Thursday, May 7, 2009

The path we tread

i dont know what it is that makes me so restless, but i always feel the need to travel. its like my feet wont let me stay in one place for too long. i dont know if it was growing up in a small town reading national geographics and trying to imagine a world where there is more than corn fields and gas stations, or if there is an urgency that i've put on life to see everything i can before these eyes shut for the last time. i think it may be a combination of those things along with many others that have drawn me to so many outrageous places, and will surely take me to sights id never imagine i'd see.
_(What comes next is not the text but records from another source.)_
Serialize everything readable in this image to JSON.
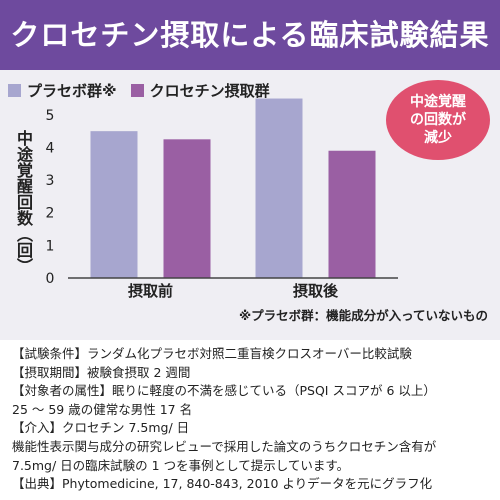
{
  "header": {
    "title": "クロセチン摂取による臨床試験結果"
  },
  "legend": [
    {
      "label": "プラセボ群※",
      "color": "#a7a6cf"
    },
    {
      "label": "クロセチン摂取群",
      "color": "#9a5fa3"
    }
  ],
  "callout": {
    "text": "中途覚醒\nの回数が\n減少",
    "color": "#e0506f"
  },
  "footnote": "※プラセボ群：機能成分が入っていないもの",
  "chart_data": {
    "type": "bar",
    "categories": [
      "摂取前",
      "摂取後"
    ],
    "series": [
      {
        "name": "プラセボ群※",
        "values": [
          4.5,
          5.5
        ],
        "color": "#a7a6cf"
      },
      {
        "name": "クロセチン摂取群",
        "values": [
          4.25,
          3.9
        ],
        "color": "#9a5fa3"
      }
    ],
    "ylabel": "中途覚醒回数（回）",
    "ylim": [
      0,
      5.7
    ],
    "yticks": [
      0,
      1,
      2,
      3,
      4,
      5
    ],
    "grid": false,
    "legend_position": "top-left"
  },
  "conditions": [
    "【試験条件】ランダム化プラセボ対照二重盲検クロスオーバー比較試験",
    "【摂取期間】被験食摂取 2 週間",
    "【対象者の属性】眠りに軽度の不満を感じている（PSQI スコアが 6 以上）",
    "25 ～ 59 歳の健常な男性 17 名",
    "【介入】クロセチン 7.5mg/ 日",
    "機能性表示関与成分の研究レビューで採用した論文のうちクロセチン含有が",
    "7.5mg/ 日の臨床試験の 1 つを事例として提示しています。",
    "【出典】Phytomedicine, 17, 840-843, 2010 よりデータを元にグラフ化"
  ]
}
i've got so many stories and adventures bottled up inside my head, that i think my memory may be full soon. but i dont want to delete any of it. im happy that at 21 years old i can say ive done many of the things ive done. from climbing the rocky mountains, to sleeping on the gulf coast of mississippi, or skipping stones on the columbia river, and riding dirtbikes in tennessee i feel like ive done enough to die happy. but like any american, what i have is just not enough.

im ready to head overseas. which in fact is my next major endeavor for those of you who dont know. i'll be spending the summer in europe doing what i love to do most. which is play music and travel. i cant begin to tell you how unbelievably happy and thankful i am for this oppurtunity. i never realistically thought i'd ever make it this far or be able to do what im about to do. so to let it be known, i am rediculiously stoked on this!

as for my future travels after the summer. who knows where i may go. or maybe i'll actually want to slow down a bit. maybe find a girl that can make me want to be home a little more, or even someone who would love to experience the outrageous things i do. but one thing is for sure, it's never planned. whatever happens will happen, and i will make the best of it. or atleast try.